I want to print the docstring of a python function from inside the function itself. for eg.

def my_function(self):
  """Doc string for my function."""
  # print the Docstring here.

At the moment I am doing this directly after my_function has been defined.

print my_function.__doc__

But would rather let the function do this itself.

I have tried calling print self.__doc__ print self.my_function.__doc__ and print this.__doc__ inside my_function but this did not work.

Answer

kindall picture kindall · Jan 11, 2012
def my_func():
    """Docstring goes here."""
    print my_func.__doc__

This will work as long as you don't change the object bound to the name my_func.

new_func_name = my_func
my_func = None

new_func_name()
# doesn't print anything because my_func is None and None has no docstring

Situations in which you'd do this are rather rare, but they do happen.

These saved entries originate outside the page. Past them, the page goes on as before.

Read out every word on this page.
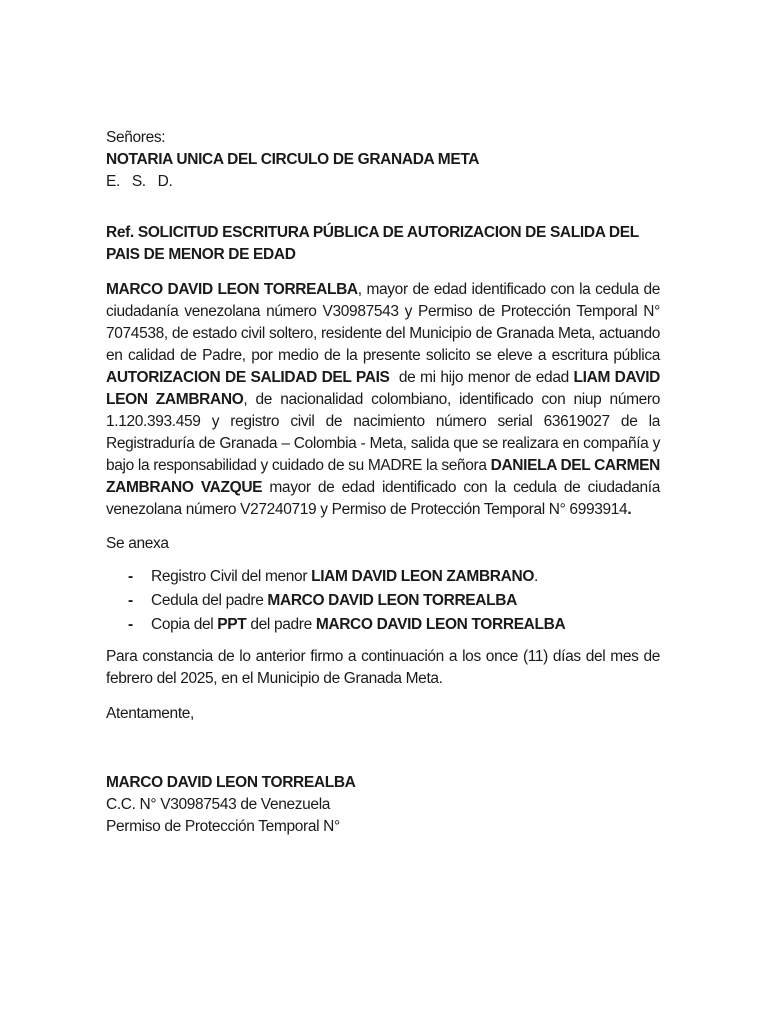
Señores:

NOTARIA UNICA DEL CIRCULO DE GRANADA META

E.   S.   D.

Ref. SOLICITUD ESCRITURA PÚBLICA DE AUTORIZACION DE SALIDA DEL

PAIS DE MENOR DE EDAD

MARCO DAVID LEON TORREALBA, mayor de edad identificado con la cedula de ciudadanía venezolana número V30987543 y Permiso de Protección Temporal N° 7074538, de estado civil soltero, residente del Municipio de Granada Meta, actuando en calidad de Padre, por medio de la presente solicito se eleve a escritura pública AUTORIZACION DE SALIDAD DEL PAIS  de mi hijo menor de edad LIAM DAVID LEON ZAMBRANO, de nacionalidad colombiano, identificado con niup número 1.120.393.459 y registro civil de nacimiento número serial 63619027 de la Registraduría de Granada – Colombia - Meta, salida que se realizara en compañía y bajo la responsabilidad y cuidado de su MADRE la señora DANIELA DEL CARMEN ZAMBRANO VAZQUE mayor de edad identificado con la cedula de ciudadanía venezolana número V27240719 y Permiso de Protección Temporal N° 6993914.

Se anexa

- Registro Civil del menor LIAM DAVID LEON ZAMBRANO.
- Cedula del padre MARCO DAVID LEON TORREALBA
- Copia del PPT del padre MARCO DAVID LEON TORREALBA

Para constancia de lo anterior firmo a continuación a los once (11) días del mes de febrero del 2025, en el Municipio de Granada Meta.

Atentamente,

MARCO DAVID LEON TORREALBA

C.C. N° V30987543 de Venezuela

Permiso de Protección Temporal N°
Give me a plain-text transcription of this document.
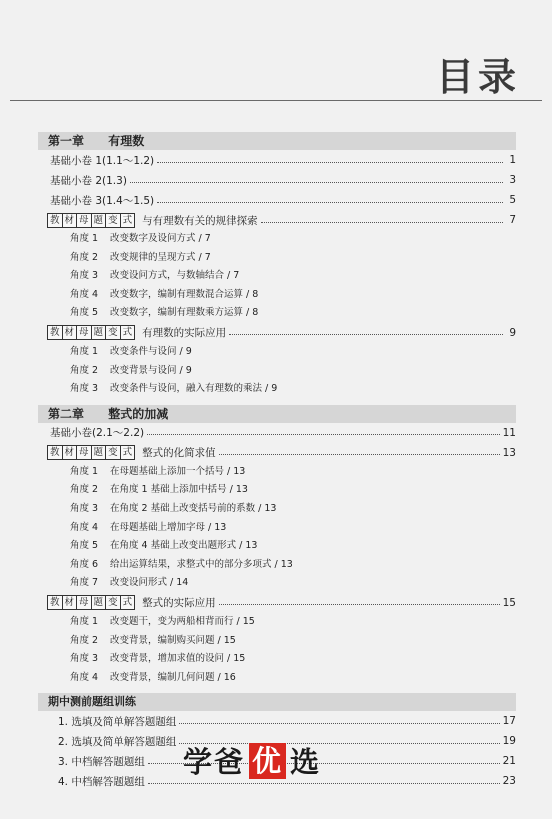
目录
第一章 有理数
基础小卷 1(1.1～1.2)	1
基础小卷 2(1.3)	3
基础小卷 3(1.4～1.5)	5
教 材 母 题 变 式 与有理数有关的规律探索	7
角度 1 改变数字及设问方式 / 7
角度 2 改变规律的呈现方式 / 7
角度 3 改变设问方式，与数轴结合 / 7
角度 4 改变数字，编制有理数混合运算 / 8
角度 5 改变数字，编制有理数乘方运算 / 8
教 材 母 题 变 式 有理数的实际应用	9
角度 1 改变条件与设问 / 9
角度 2 改变背景与设问 / 9
角度 3 改变条件与设问，融入有理数的乘法 / 9
第二章 整式的加减
基础小卷(2.1～2.2)	11
教 材 母 题 变 式 整式的化简求值	13
角度 1 在母题基础上添加一个括号 / 13
角度 2 在角度 1 基础上添加中括号 / 13
角度 3 在角度 2 基础上改变括号前的系数 / 13
角度 4 在母题基础上增加字母 / 13
角度 5 在角度 4 基础上改变出题形式 / 13
角度 6 给出运算结果，求整式中的部分多项式 / 13
角度 7 改变设问形式 / 14
教 材 母 题 变 式 整式的实际应用	15
角度 1 改变题干，变为两船相背而行 / 15
角度 2 改变背景，编制购买问题 / 15
角度 3 改变背景，增加求值的设问 / 15
角度 4 改变背景，编制几何问题 / 16
期中测前题组训练
1. 选填及简单解答题题组	17
2. 选填及简单解答题题组	19
3. 中档解答题题组	21
4. 中档解答题题组	23
学爸 优 选
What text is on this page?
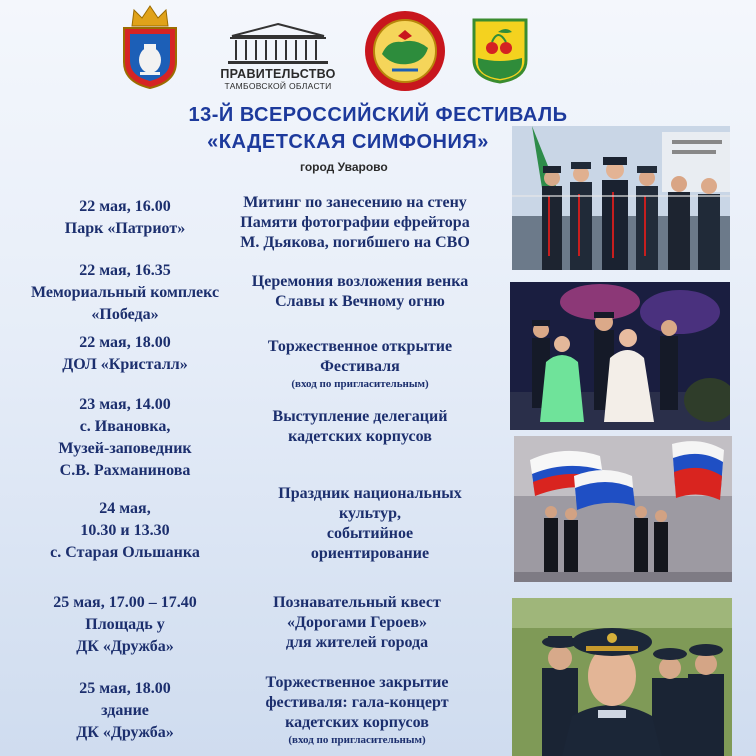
ПРАВИТЕЛЬСТВО
ТАМБОВСКОЙ ОБЛАСТИ
13-Й ВСЕРОССИЙСКИЙ ФЕСТИВАЛЬ
«КАДЕТСКАЯ СИМФОНИЯ»
город Уварово
22 мая, 16.00
Парк «Патриот»
22 мая, 16.35
Мемориальный комплекс
«Победа»
22 мая, 18.00
ДОЛ «Кристалл»
23 мая, 14.00
с. Ивановка,
Музей-заповедник
С.В. Рахманинова
24 мая,
10.30 и 13.30
с. Старая Ольшанка
25 мая, 17.00 – 17.40
Площадь у
ДК «Дружба»
25 мая, 18.00
здание
ДК «Дружба»
Митинг по занесению на стену
Памяти фотографии ефрейтора
М. Дьякова, погибшего на СВО
Церемония возложения венка
Славы к Вечному огню
Торжественное открытие
Фестиваля
(вход по пригласительным)
Выступление делегаций
кадетских корпусов
Праздник национальных
культур,
событийное
ориентирование
Познавательный квест
«Дорогами Героев»
для жителей города
Торжественное закрытие
фестиваля: гала-концерт
кадетских корпусов
(вход по пригласительным)
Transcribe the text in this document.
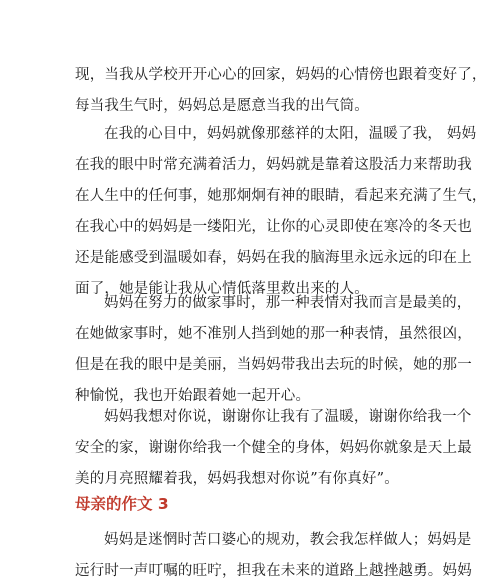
现，当我从学校开开心心的回家，妈妈的心情傍也跟着变好了，
每当我生气时，妈妈总是愿意当我的出气筒。
在我的心目中，妈妈就像那慈祥的太阳，温暖了我， 妈妈
在我的眼中时常充满着活力，妈妈就是靠着这股活力来帮助我
在人生中的任何事，她那炯炯有神的眼睛，看起来充满了生气，
在我心中的妈妈是一缕阳光，让你的心灵即使在寒冷的冬天也
还是能感受到温暖如春，妈妈在我的脑海里永远永远的印在上
面了，她是能让我从心情低落里救出来的人。
妈妈在努力的做家事时，那一种表情对我而言是最美的，
在她做家事时，她不准别人挡到她的那一种表情，虽然很凶，
但是在我的眼中是美丽，当妈妈带我出去玩的时候，她的那一
种愉悦，我也开始跟着她一起开心。
妈妈我想对你说，谢谢你让我有了温暖，谢谢你给我一个
安全的家，谢谢你给我一个健全的身体，妈妈你就象是天上最
美的月亮照耀着我，妈妈我想对你说”有你真好”。
母亲的作文 3
妈妈是迷惘时苦口婆心的规劝，教会我怎样做人；妈妈是
远行时一声叮嘱的旺咛，担我在未来的道路上越挫越勇。妈妈
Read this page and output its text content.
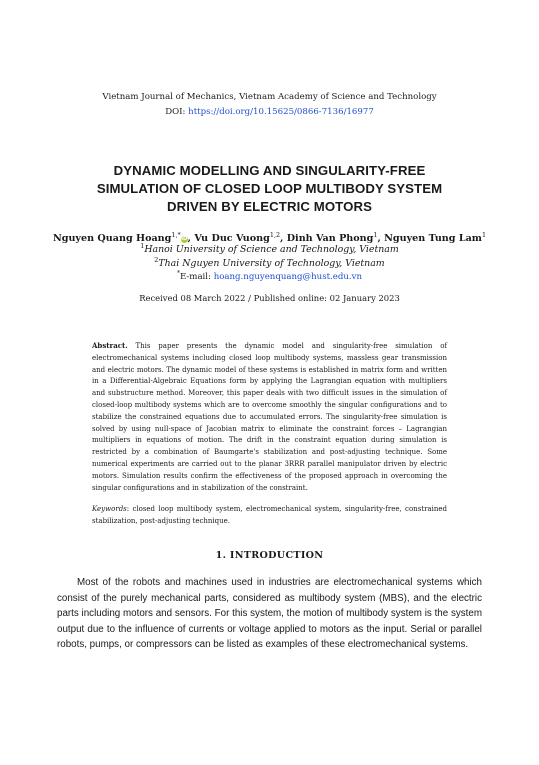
Vietnam Journal of Mechanics, Vietnam Academy of Science and Technology
DOI: https://doi.org/10.15625/0866-7136/16977
DYNAMIC MODELLING AND SINGULARITY-FREE
SIMULATION OF CLOSED LOOP MULTIBODY SYSTEM
DRIVEN BY ELECTRIC MOTORS
Nguyen Quang Hoang$^{1,*}$iD, Vu Duc Vuong$^{1,2}$, Dinh Van Phong$^1$, Nguyen Tung Lam$^1$
$^1$Hanoi University of Science and Technology, Vietnam
$^2$Thai Nguyen University of Technology, Vietnam
*E-mail: hoang.nguyenquang@hust.edu.vn
Received 08 March 2022 / Published online: 02 January 2023
Abstract. This paper presents the dynamic model and singularity-free simulation of electromechanical systems including closed loop multibody systems, massless gear transmission and electric motors. The dynamic model of these systems is established in matrix form and written in a Differential-Algebraic Equations form by applying the Lagrangian equation with multipliers and substructure method. Moreover, this paper deals with two difficult issues in the simulation of closed-loop multibody systems which are to overcome smoothly the singular configurations and to stabilize the constrained equations due to accumulated errors. The singularity-free simulation is solved by using null-space of Jacobian matrix to eliminate the constraint forces – Lagrangian multipliers in equations of motion. The drift in the constraint equation during simulation is restricted by a combination of Baumgarte's stabilization and post-adjusting technique. Some numerical experiments are carried out to the planar 3RRR parallel manipulator driven by electric motors. Simulation results confirm the effectiveness of the proposed approach in overcoming the singular configurations and in stabilization of the constraint.
Keywords: closed loop multibody system, electromechanical system, singularity-free, constrained stabilization, post-adjusting technique.
1. INTRODUCTION
Most of the robots and machines used in industries are electromechanical systems which consist of the purely mechanical parts, considered as multibody system (MBS), and the electric parts including motors and sensors. For this system, the motion of multibody system is the system output due to the influence of currents or voltage applied to motors as the input. Serial or parallel robots, pumps, or compressors can be listed as examples of these electromechanical systems.
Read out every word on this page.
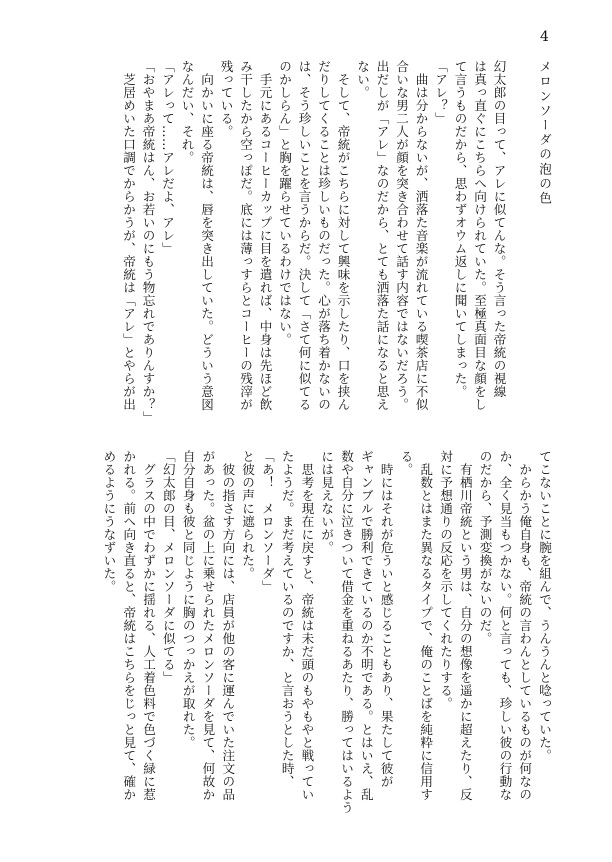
4
メロンソーダの泡の色
幻太郎の目って、アレに似てんな。そう言った帝統の視線
は真っ直ぐにこちらへ向けられていた。至極真面目な顔をし
て言うものだから、思わずオウム返しに聞いてしまった。
「アレ？」
　曲は分からないが、洒落た音楽が流れている喫茶店に不似
合いな男二人が顔を突き合わせて話す内容ではないだろう。
出だしが「アレ」なのだから、とても洒落た話になると思え
ない。
　そして、帝統がこちらに対して興味を示したり、口を挟ん
だりしてくることは珍しいものだった。心が落ち着かないの
は、そう珍しいことを言うからだ。決して「さて何に似てる
のかしらん」と胸を躍らせているわけではない。
　手元にあるコーヒーカップに目を遣れば、中身は先ほど飲
み干したから空っぽだ。底には薄っすらとコーヒーの残滓が
残っている。
　向かいに座る帝統は、唇を突き出していた。どういう意図
なんだい、それ。
「アレって……アレだよ、アレ」
「おやまあ帝統はん、お若いのにもう物忘れでありんすか？」
　芝居めいた口調でからかうが、帝統は「アレ」とやらが出
てこないことに腕を組んで、うんうんと唸っていた。
　からかう俺自身も、帝統の言わんとしているものが何なの
か、全く見当もつかない。何と言っても、珍しい彼の行動な
のだから、予測変換がないのだ。
　有栖川帝統という男は、自分の想像を遥かに超えたり、反
対に予想通りの反応を示してくれたりする。
　乱数とはまた異なるタイプで、俺のことばを純粋に信用す
る。
　時にはそれが危ういと感じることもあり、果たして彼が
ギャンブルで勝利できているのか不明である。とはいえ、乱
数や自分に泣きついて借金を重ねるあたり、勝ってはいるよう
には見えないが。
　思考を現在に戻すと、帝統は未だ頭のもやもやと戦ってい
たようだ。まだ考えているのですか、と言おうとした時、
「あ！　メロンソーダ」
と彼の声に遮られた。
　彼の指さす方向には、店員が他の客に運んでいた注文の品
があった。盆の上に乗せられたメロンソーダを見て、何故か
自分自身も彼と同じように胸のつっかえが取れた。
「幻太郎の目、メロンソーダに似てる」
　グラスの中でわずかに揺れる、人工着色料で色づく緑に惹
かれる。前へ向き直ると、帝統はこちらをじっと見て、確か
めるようにうなずいた。
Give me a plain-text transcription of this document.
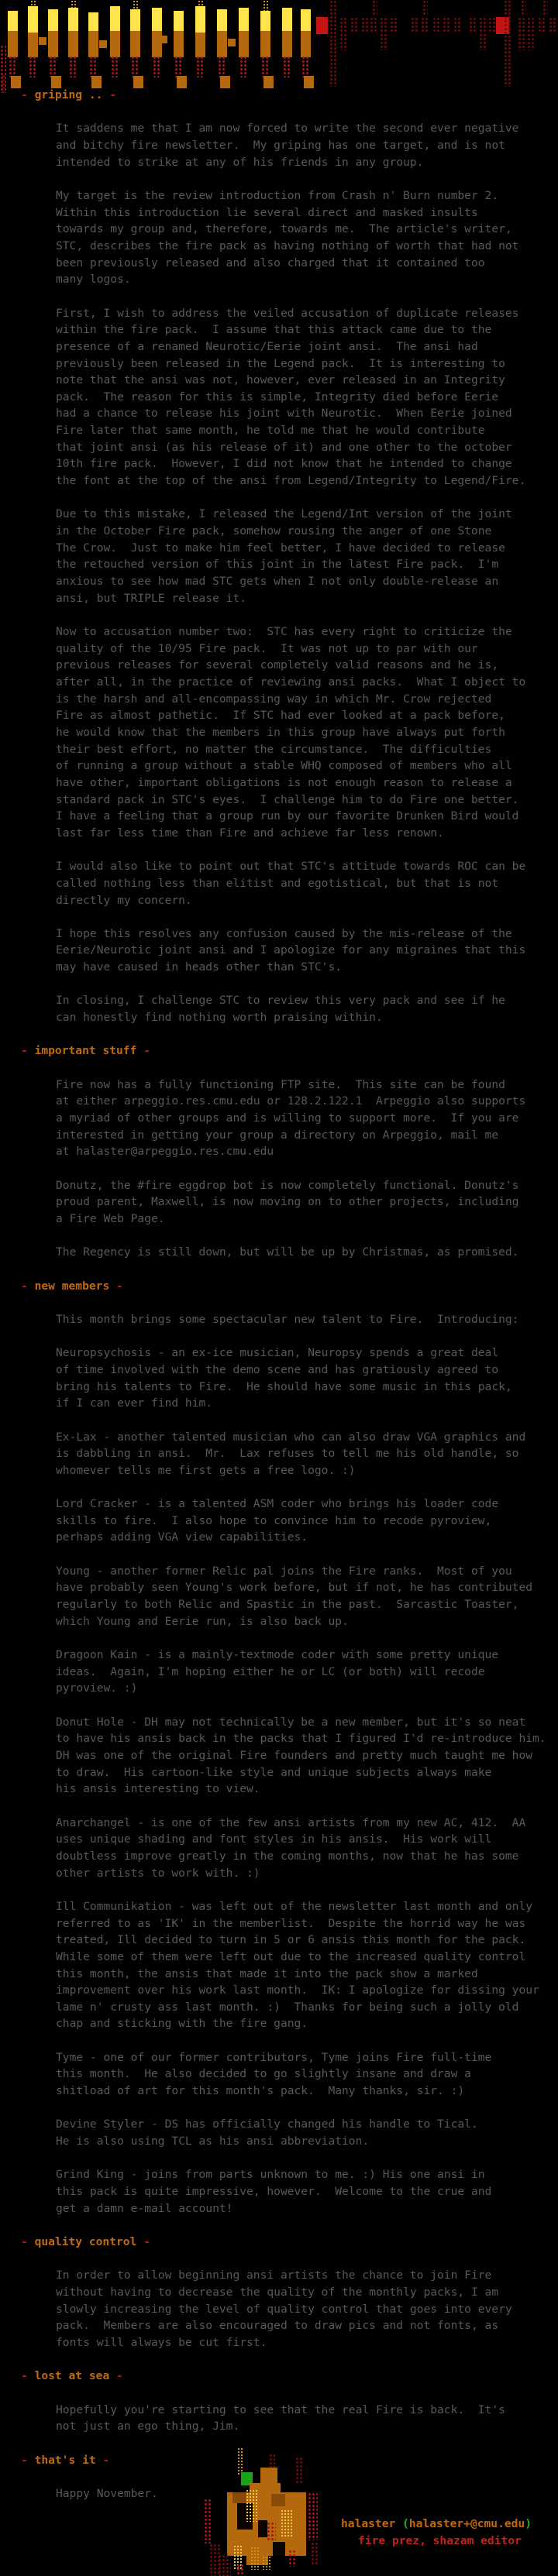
- griping .. -

It saddens me that I am now forced to write the second ever negative
and bitchy fire newsletter.  My griping has one target, and is not
intended to strike at any of his friends in any group.

My target is the review introduction from Crash n' Burn number 2.
Within this introduction lie several direct and masked insults
towards my group and, therefore, towards me.  The article's writer,
STC, describes the fire pack as having nothing of worth that had not
been previously released and also charged that it contained too
many logos.

First, I wish to address the veiled accusation of duplicate releases
within the fire pack.  I assume that this attack came due to the
presence of a renamed Neurotic/Eerie joint ansi.  The ansi had
previously been released in the Legend pack.  It is interesting to
note that the ansi was not, however, ever released in an Integrity
pack.  The reason for this is simple, Integrity died before Eerie
had a chance to release his joint with Neurotic.  When Eerie joined
Fire later that same month, he told me that he would contribute
that joint ansi (as his release of it) and one other to the october
10th fire pack.  However, I did not know that he intended to change
the font at the top of the ansi from Legend/Integrity to Legend/Fire.

Due to this mistake, I released the Legend/Int version of the joint
in the October Fire pack, somehow rousing the anger of one Stone
The Crow.  Just to make him feel better, I have decided to release
the retouched version of this joint in the latest Fire pack.  I'm
anxious to see how mad STC gets when I not only double-release an
ansi, but TRIPLE release it.

Now to accusation number two:  STC has every right to criticize the
quality of the 10/95 Fire pack.  It was not up to par with our
previous releases for several completely valid reasons and he is,
after all, in the practice of reviewing ansi packs.  What I object to
is the harsh and all-encompassing way in which Mr. Crow rejected
Fire as almost pathetic.  If STC had ever looked at a pack before,
he would know that the members in this group have always put forth
their best effort, no matter the circumstance.  The difficulties
of running a group without a stable WHQ composed of members who all
have other, important obligations is not enough reason to release a
standard pack in STC's eyes.  I challenge him to do Fire one better.
I have a feeling that a group run by our favorite Drunken Bird would
last far less time than Fire and achieve far less renown.

I would also like to point out that STC's attitude towards ROC can be
called nothing less than elitist and egotistical, but that is not
directly my concern.

I hope this resolves any confusion caused by the mis-release of the
Eerie/Neurotic joint ansi and I apologize for any migraines that this
may have caused in heads other than STC's.

In closing, I challenge STC to review this very pack and see if he
can honestly find nothing worth praising within.

- important stuff -

Fire now has a fully functioning FTP site.  This site can be found
at either arpeggio.res.cmu.edu or 128.2.122.1  Arpeggio also supports
a myriad of other groups and is willing to support more.  If you are
interested in getting your group a directory on Arpeggio, mail me
at halaster@arpeggio.res.cmu.edu

Donutz, the #fire eggdrop bot is now completely functional. Donutz's
proud parent, Maxwell, is now moving on to other projects, including
a Fire Web Page.

The Regency is still down, but will be up by Christmas, as promised.

- new members -

This month brings some spectacular new talent to Fire.  Introducing:

Neuropsychosis - an ex-ice musician, Neuropsy spends a great deal
of time involved with the demo scene and has gratiously agreed to
bring his talents to Fire.  He should have some music in this pack,
if I can ever find him.

Ex-Lax - another talented musician who can also draw VGA graphics and
is dabbling in ansi.  Mr.  Lax refuses to tell me his old handle, so
whomever tells me first gets a free logo. :)

Lord Cracker - is a talented ASM coder who brings his loader code
skills to fire.  I also hope to convince him to recode pyroview,
perhaps adding VGA view capabilities.

Young - another former Relic pal joins the Fire ranks.  Most of you
have probably seen Young's work before, but if not, he has contributed
regularly to both Relic and Spastic in the past.  Sarcastic Toaster,
which Young and Eerie run, is also back up.

Dragoon Kain - is a mainly-textmode coder with some pretty unique
ideas.  Again, I'm hoping either he or LC (or both) will recode
pyroview. :)

Donut Hole - DH may not technically be a new member, but it's so neat
to have his ansis back in the packs that I figured I'd re-introduce him.
DH was one of the original Fire founders and pretty much taught me how
to draw.  His cartoon-like style and unique subjects always make
his ansis interesting to view.

Anarchangel - is one of the few ansi artists from my new AC, 412.  AA
uses unique shading and font styles in his ansis.  His work will
doubtless improve greatly in the coming months, now that he has some
other artists to work with. :)

Ill Communikation - was left out of the newsletter last month and only
referred to as 'IK' in the memberlist.  Despite the horrid way he was
treated, Ill decided to turn in 5 or 6 ansis this month for the pack.
While some of them were left out due to the increased quality control
this month, the ansis that made it into the pack show a marked
improvement over his work last month.  IK: I apologize for dissing your
lame n' crusty ass last month. :)  Thanks for being such a jolly old
chap and sticking with the fire gang.

Tyme - one of our former contributors, Tyme joins Fire full-time
this month.  He also decided to go slightly insane and draw a
shitload of art for this month's pack.  Many thanks, sir. :)

Devine Styler - DS has officially changed his handle to Tical.
He is also using TCL as his ansi abbreviation.

Grind King - joins from parts unknown to me. :) His one ansi in
this pack is quite impressive, however.  Welcome to the crue and
get a damn e-mail account!

- quality control -

In order to allow beginning ansi artists the chance to join Fire
without having to decrease the quality of the monthly packs, I am
slowly increasing the level of quality control that goes into every
pack.  Members are also encouraged to draw pics and not fonts, as
fonts will always be cut first.

- lost at sea -

Hopefully you're starting to see that the real Fire is back.  It's
not just an ego thing, Jim.

- that's it -

Happy November.

halaster (halaster+@cmu.edu)
fire prez, shazam editor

However, if you write a decorator like this:

def passmein(func):
    def wrapper(*args, **kwargs):
        return func(func, *args, **kwargs)
    return wrapper

Now you can do this:

@passmein
def my_func(me):
    print me.__doc__

And this will ensure that your function gets a reference to itself (similar to self) as its first argument, so it can always get the docstring of the right function. If used on a method, the usual self becomes the second argument.